Both aspects of the remeasurement present considerable challenges for the church's educational activity. Efficiency and quality of church educational offers are no longer accepted for granted today. Unlike in earlier times, church sponsorships do not yet provide an adequate answer to quality questions. This applies to church participation in religious instruction in schools as well as to church sponsored schools or other church institutions in the elementary sector. In another way, it also applies to offers in the community such as confirmation work or youth work, the plausibility of which can no longer simply be assumed. The principles of religious freedom, carrier pluralism and civil society engagement are also affected by the remeasurement in the broader sense.
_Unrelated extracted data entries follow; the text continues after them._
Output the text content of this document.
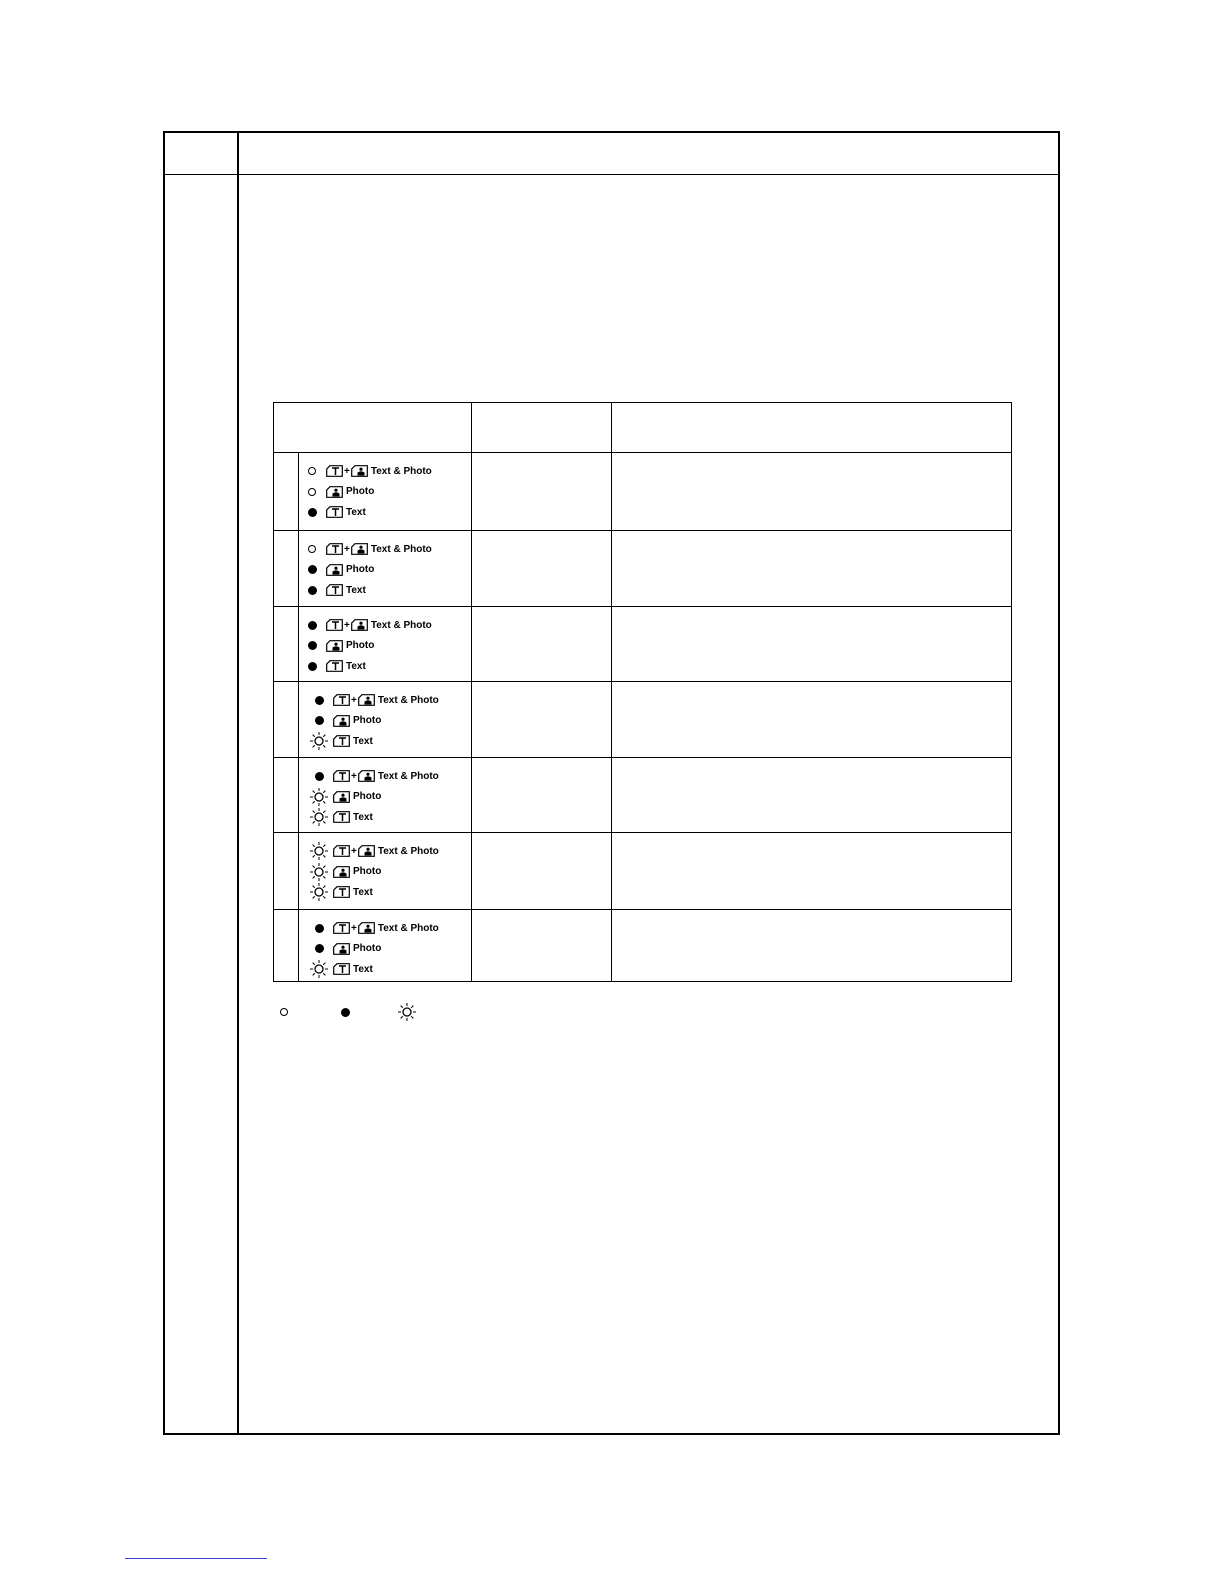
+ Text & Photo
Photo
Text
+ Text & Photo
Photo
Text
+ Text & Photo
Photo
Text
+ Text & Photo
Photo
Text
+ Text & Photo
Photo
Text
+ Text & Photo
Photo
Text
+ Text & Photo
Photo
Text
Even if this is not intended, the delimitation of schools or the expansion of state responsibility can lead to a shift at the expense of free, non-state sponsors. This contradicts the self-image of the church as a provider of day-care centers and Protestant schools (schools in Protestant sponsorship, EKD 2008). Democratic-pluralistic requirements would then only be given secondary consideration compared to claims based on the performance of educational offers.
If the church wants to hold on to its role in the field of education with a view to the remeasurement of the educational landscape and educational responsibility, it will not be able to do this without increased efforts - including targeted investments. There can be less and less obvious continuity of traditions in the field of education in view of the demands associated with the remeasurement. How can the church get involved in the opportunities that are opening up with these changes without the church's educational activity losing its specific profile?